His commitment to Obama, a first-term senator from Illinois, comes nearly 11 months before the Iowa caucuses, the first votes of the 2008 campaign. The wide-open race has already drawn nine Democrats and 10 Republicans who have either declared their candidacies or formed exploratory committees.

Daschle lost his Senate seat from South Dakota to Republican John Thune in 2004 after serving as the chamber's majority leader and minority leader during a three-term stint. He was the first Senate leader to lose a re-election bid since 1952.

Daschle had considered a presidential bid himself, but his top political adviser said in December that the former senator would not seek the White House next year.

A former Air Force intelligence officer, Daschle was first elected to the Senate in 1986, after eight years in the House.

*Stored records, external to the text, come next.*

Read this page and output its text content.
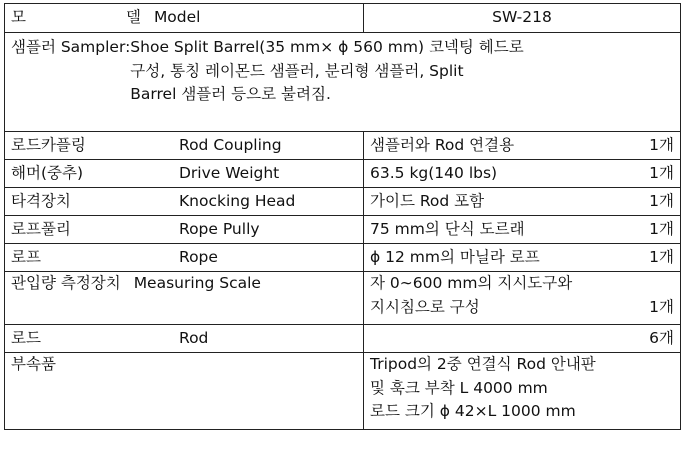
모 델 Model	SW-218

샘플러 Sampler: Shoe Split Barrel(35 mm× ϕ 560 mm) 코넥팅 헤드로
구성, 통칭 레이몬드 샘플러, 분리형 샘플러, Split
Barrel 샘플러 등으로 불려짐.	

로드카플링 Rod Coupling	샘플러와 Rod 연결용 1개

해머(중추) Drive Weight	63.5 kg(140 lbs) 1개

타격장치 Knocking Head	가이드 Rod 포함 1개

로프풀리 Rope Pully	75 mm의 단식 도르래 1개

로프 Rope	ϕ 12 mm의 마닐라 로프 1개

관입량 측정장치 Measuring Scale	자 0∼600 mm의 지시도구와
지시침으로 구성 1개

로드 Rod	6개
부속품	Tripod의 2중 연결식 Rod 안내판
및 훅크 부착 L 4000 mm
로드 크기 ϕ 42×L 1000 mm
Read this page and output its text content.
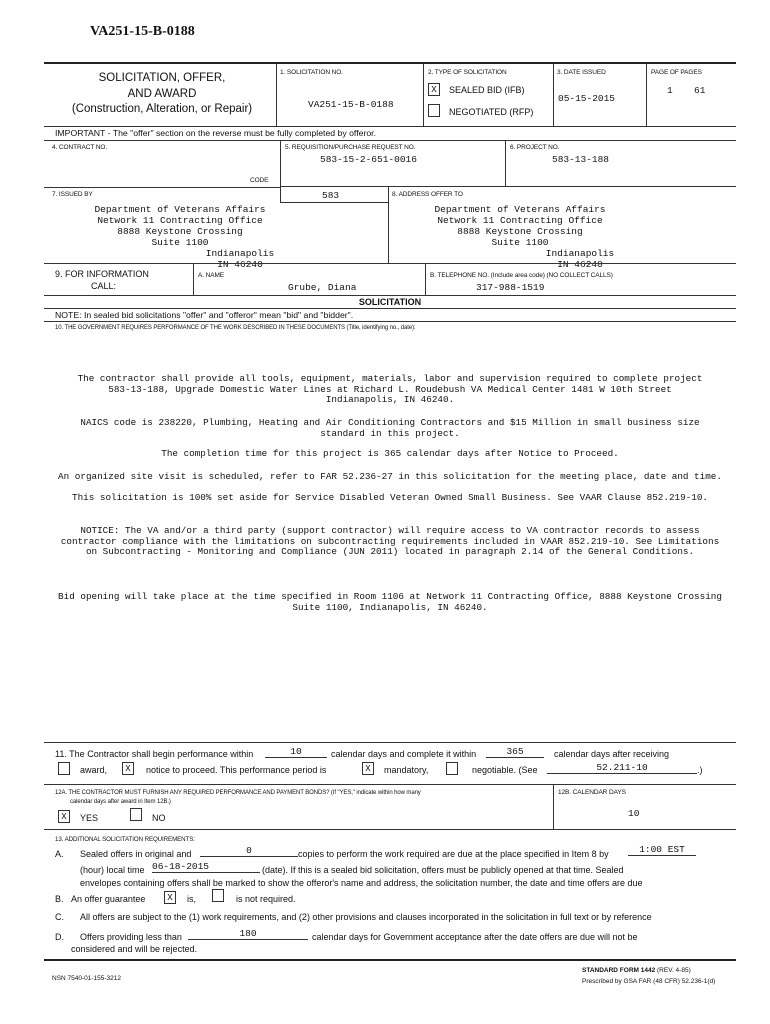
VA251-15-B-0188
SOLICITATION, OFFER,
AND AWARD
(Construction, Alteration, or Repair)
1. SOLICITATION NO.
VA251-15-B-0188
2. TYPE OF SOLICITATION
X	SEALED BID (IFB)
NEGOTIATED (RFP)
3. DATE ISSUED
05-15-2015
PAGE OF PAGES
1 61
IMPORTANT - The "offer" section on the reverse must be fully completed by offeror.
4. CONTRACT NO.	5. REQUISITION/PURCHASE REQUEST NO.
583-15-2-651-0016
6. PROJECT NO.
583-13-188
CODE
7. ISSUED BY	583	8. ADDRESS OFFER TO
Department of Veterans Affairs
Network 11 Contracting Office
8888 Keystone Crossing
Suite 1100
Indianapolis IN 46240
Department of Veterans Affairs
Network 11 Contracting Office
8888 Keystone Crossing
Suite 1100
Indianapolis IN 46240
9. FOR INFORMATION
CALL:
A. NAME
Grube, Diana
B. TELEPHONE NO. (Include area code) (NO COLLECT CALLS)
317-988-1519
SOLICITATION
NOTE: In sealed bid solicitations "offer" and "offeror" mean "bid" and "bidder".
10. THE GOVERNMENT REQUIRES PERFORMANCE OF THE WORK DESCRIBED IN THESE DOCUMENTS (Title, identifying no., date):
The contractor shall provide all tools, equipment, materials, labor and supervision required to complete project
583-13-188, Upgrade Domestic Water Lines at Richard L. Roudebush VA Medical Center 1481 W 10th Street
Indianapolis, IN 46240.
NAICS code is 238220, Plumbing, Heating and Air Conditioning Contractors and $15 Million in small business size
standard in this project.
The completion time for this project is 365 calendar days after Notice to Proceed.
An organized site visit is scheduled, refer to FAR 52.236-27 in this solicitation for the meeting place, date and time.
This solicitation is 100% set aside for Service Disabled Veteran Owned Small Business. See VAAR Clause 852.219-10.
NOTICE: The VA and/or a third party (support contractor) will require access to VA contractor records to assess
contractor compliance with the limitations on subcontracting requirements included in VAAR 852.219-10. See Limitations
on Subcontracting - Monitoring and Compliance (JUN 2011) located in paragraph 2.14 of the General Conditions.
Bid opening will take place at the time specified in Room 1106 at Network 11 Contracting Office, 8888 Keystone Crossing
Suite 1100, Indianapolis, IN 46240.
11. The Contractor shall begin performance within	10	calendar days and complete it within	365	calendar days after receiving
award,	X	notice to proceed. This performance period is	X	mandatory,	negotiable. (See	52.211-10	.)
12A. THE CONTRACTOR MUST FURNISH ANY REQUIRED PERFORMANCE AND PAYMENT BONDS? (If "YES," indicate within how many
calendar days after award in Item 12B.)
X	YES	NO
12B. CALENDAR DAYS
10
13. ADDITIONAL SOLICITATION REQUIREMENTS:
A. Sealed offers in original and	0	copies to perform the work required are due at the place specified in Item 8 by	1:00 EST
(hour) local time 06-18-2015	(date). If this is a sealed bid solicitation, offers must be publicly opened at that time. Sealed
envelopes containing offers shall be marked to show the offeror's name and address, the solicitation number, the date and time offers are due
B. An offer guarantee	X	is,	is not required.
C. All offers are subject to the (1) work requirements, and (2) other provisions and clauses incorporated in the solicitation in full text or by reference
D. Offers providing less than	180	calendar days for Government acceptance after the date offers are due will not be
considered and will be rejected.
NSN 7540-01-155-3212
STANDARD FORM 1442 (REV. 4-85)
Prescribed by GSA FAR (48 CFR) 52.236-1(d)
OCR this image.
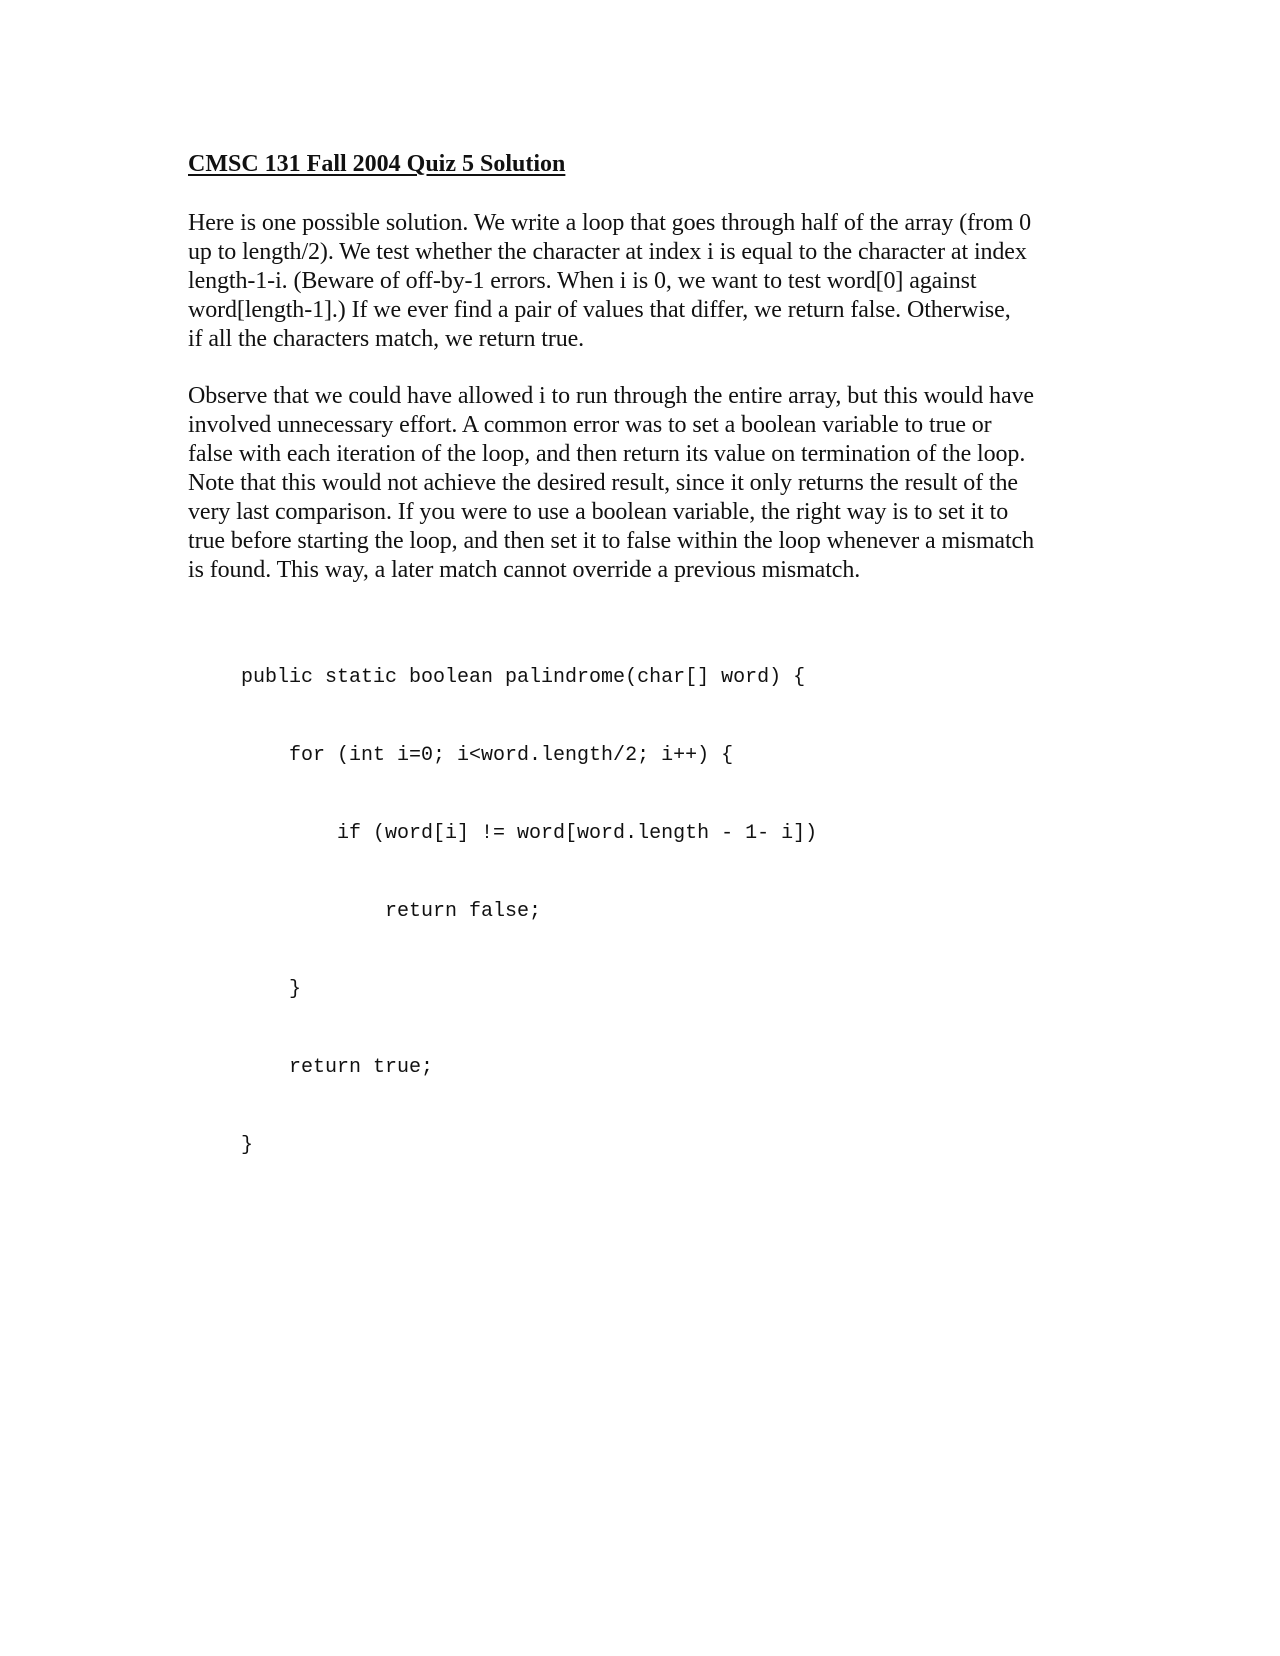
CMSC 131 Fall 2004 Quiz 5 Solution

Here is one possible solution. We write a loop that goes through half of the array (from 0
up to length/2). We test whether the character at index i is equal to the character at index
length-1-i. (Beware of off-by-1 errors. When i is 0, we want to test word[0] against
word[length-1].) If we ever find a pair of values that differ, we return false. Otherwise,
if all the characters match, we return true.

Observe that we could have allowed i to run through the entire array, but this would have
involved unnecessary effort. A common error was to set a boolean variable to true or
false with each iteration of the loop, and then return its value on termination of the loop.
Note that this would not achieve the desired result, since it only returns the result of the
very last comparison. If you were to use a boolean variable, the right way is to set it to
true before starting the loop, and then set it to false within the loop whenever a mismatch
is found. This way, a later match cannot override a previous mismatch.

public static boolean palindrome(char[] word) {

for (int i=0; i<word.length/2; i++) {

if (word[i] != word[word.length - 1- i])

return false;

}

return true;

}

He managed to remain popular in South Dakota, despite being a Democrat representing a solidly Republican state. He won re-election easily in 1992 and 1998.

During most of his years as Democratic leader, Daschle's party was in the minority. But he did serve as Senate majority leader from June 2001 until January 2003, after Sen. Jim Jeffords' decision to leave the Republican Party and caucus with the Democrats as an independent changed Senate control.

Republicans regained the majority again in the 2002 election, and Daschle considered leaving the Senate to run for president in 2004. He eventually decided to forgo a White House bid to seek re-election.

However, his national profile diminished his popularity in South Dakota, as Senate Democrats under his leadership used filibusters to thwart Bush's judicial nominees and block Republican initiatives. Bush carried South Dakota by 21 points; amid that tide, Thune beat Daschle 51 percent to 49 percent.


Former Sen. Tom Daschle, left, is backing Sen. Barack Obama for the Democratic presidential nomination.